France's national and municipal archivists declared this week that the problem of duplicate images clogging public digital collections had reached a tipping point. The Archives de Paris, based on the Boulevard Sérurier in the 19th arrondissement, confirmed Thursday that an automated deduplication sweep of its online catalogue had flagged more than 14,000 redundant photograph records accumulated since the institution's digitisation drive began in earnest in 2019. The cleanup, still underway, is the largest single correction effort the institution has undertaken to its digital holdings.
The timing is not accidental. Paris 2024's Olympics legacy activation — the formal programme linking the Games' infrastructure investment to longer-term cultural and civic goals — has pushed several city-funded institutions to open their digitised archives more aggressively to the public. When more people search, the problems surface faster. Duplicate entries don't merely waste server space; they confuse researchers, skew usage statistics used to justify future digitisation budgets, and, in several documented cases at the Archives de Paris, led online users to request physical documents that were already held in a different format in another part of the same building.
What Triggered This Week's Action
The immediate catalyst was a joint audit commissioned in May by the Bibliothèque historique de la Ville de Paris, on the Rue de Sévigné in the Marais, and the Musée Carnavalet next door. The two institutions share a digitisation pipeline managed under the Paris Musées consortium, and the audit — results circulated to consortium members on 30 June — found that roughly one in eight image files ingested since 2021 appeared in the database at least twice, sometimes under different catalogue numbers and occasionally under contradictory metadata. Carte postale views of the Pont-Neuf from the early 1900s were among the most duplicated categories, appearing in some cases six or seven times across the shared system.
Paris Musées, which coordinates digital access for 14 municipal museums, has been running a pilot of open-source deduplication software developed with support from the French Ministry of Culture's Service du Livre et de la Lecture since January. The software uses perceptual hashing — a technique that identifies visually near-identical images regardless of file name or metadata — rather than simple filename comparison, which had failed to catch the problem in earlier cleanup attempts. As of Wednesday, the pilot had processed approximately 280,000 image files across three test collections and returned a duplication rate of around 11 percent, higher than administrators had publicly estimated before the audit.

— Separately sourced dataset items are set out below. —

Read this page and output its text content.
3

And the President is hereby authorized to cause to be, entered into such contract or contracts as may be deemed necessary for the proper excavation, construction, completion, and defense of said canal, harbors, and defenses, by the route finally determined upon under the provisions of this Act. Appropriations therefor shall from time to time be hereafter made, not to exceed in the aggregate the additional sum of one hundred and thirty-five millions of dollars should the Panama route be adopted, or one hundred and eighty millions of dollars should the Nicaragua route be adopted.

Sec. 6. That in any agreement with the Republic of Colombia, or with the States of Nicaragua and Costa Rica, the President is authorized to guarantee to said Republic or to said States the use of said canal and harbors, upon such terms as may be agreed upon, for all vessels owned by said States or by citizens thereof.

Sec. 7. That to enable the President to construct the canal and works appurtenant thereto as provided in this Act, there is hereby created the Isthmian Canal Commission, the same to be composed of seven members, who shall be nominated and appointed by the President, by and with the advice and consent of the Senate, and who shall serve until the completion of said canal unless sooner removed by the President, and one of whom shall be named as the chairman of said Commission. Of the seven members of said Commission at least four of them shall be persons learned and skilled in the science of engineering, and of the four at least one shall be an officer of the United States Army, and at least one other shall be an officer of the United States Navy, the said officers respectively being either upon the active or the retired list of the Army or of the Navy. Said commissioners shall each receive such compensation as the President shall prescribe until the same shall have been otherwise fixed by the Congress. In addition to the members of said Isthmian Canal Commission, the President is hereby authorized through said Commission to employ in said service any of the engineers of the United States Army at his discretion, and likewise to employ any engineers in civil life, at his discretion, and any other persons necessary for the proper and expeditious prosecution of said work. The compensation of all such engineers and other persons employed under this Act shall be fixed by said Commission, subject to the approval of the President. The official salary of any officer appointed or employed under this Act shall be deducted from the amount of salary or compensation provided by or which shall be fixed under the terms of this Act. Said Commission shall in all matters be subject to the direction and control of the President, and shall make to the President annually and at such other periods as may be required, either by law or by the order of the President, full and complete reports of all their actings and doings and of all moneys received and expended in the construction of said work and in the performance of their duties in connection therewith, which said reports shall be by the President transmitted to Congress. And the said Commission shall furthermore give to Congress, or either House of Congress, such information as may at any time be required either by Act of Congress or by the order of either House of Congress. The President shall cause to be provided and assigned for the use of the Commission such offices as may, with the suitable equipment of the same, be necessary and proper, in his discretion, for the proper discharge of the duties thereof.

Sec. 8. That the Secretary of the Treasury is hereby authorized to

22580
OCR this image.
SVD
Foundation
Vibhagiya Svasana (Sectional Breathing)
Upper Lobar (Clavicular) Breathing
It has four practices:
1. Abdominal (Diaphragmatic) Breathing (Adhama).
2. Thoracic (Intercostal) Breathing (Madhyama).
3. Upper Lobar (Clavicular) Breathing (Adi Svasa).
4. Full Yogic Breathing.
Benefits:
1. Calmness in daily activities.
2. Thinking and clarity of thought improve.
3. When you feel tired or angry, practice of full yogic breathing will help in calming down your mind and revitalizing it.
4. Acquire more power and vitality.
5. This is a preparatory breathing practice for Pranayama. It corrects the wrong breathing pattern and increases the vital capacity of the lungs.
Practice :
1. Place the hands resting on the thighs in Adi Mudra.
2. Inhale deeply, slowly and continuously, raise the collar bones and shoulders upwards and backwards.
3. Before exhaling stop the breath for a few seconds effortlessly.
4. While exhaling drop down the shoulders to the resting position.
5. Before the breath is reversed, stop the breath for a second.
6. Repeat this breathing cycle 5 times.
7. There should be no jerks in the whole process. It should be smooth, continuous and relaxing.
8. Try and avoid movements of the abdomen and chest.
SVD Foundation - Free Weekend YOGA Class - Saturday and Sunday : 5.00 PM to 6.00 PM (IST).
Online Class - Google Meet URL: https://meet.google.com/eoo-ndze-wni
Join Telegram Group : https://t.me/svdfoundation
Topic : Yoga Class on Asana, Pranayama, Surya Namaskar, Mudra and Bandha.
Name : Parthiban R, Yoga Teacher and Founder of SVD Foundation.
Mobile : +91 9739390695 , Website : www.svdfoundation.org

What It Means for Access and the Institutions
For researchers and the general public using platforms like Paris en images or the Carnavalet's own online collection portal, the cleanup should eventually mean faster, cleaner search results. The Grand Paris Express construction project — now extending metro lines across the inner banlieue — has itself generated significant archival material documenting demolished and transformed neighbourhoods in communes like Saint-Denis and Vitry-sur-Seine, and those recent records have not been immune to duplication errors either.
The practical stakes go beyond tidiness. French cultural institutions receive part of their operating subsidy from the Ministry of Culture through formulas that partially account for the size and accessibility of their catalogued holdings. Inflated record counts caused by duplication have been a quiet concern among auditors at the Cour des comptes, France's public spending watchdog, for several years. An institution that resolves the problem proactively is in a stronger position when the next budget cycle opens, which for Paris Musées is expected in early autumn 2026.
Administrators at the Archives de Paris said this week they expect the current sweep to conclude by the end of July. Once complete, the corrected catalogue will be re-indexed and made publicly searchable. Institutions holding collections in the Paris Musées consortium are encouraged to submit their own image libraries for deduplication review before October, when the Ministry of Culture's next digitisation grant round opens. Researchers who have saved direct URLs to specific catalogue entries should check those links after the re-index, since some catalogue numbers are expected to change as duplicate records are merged.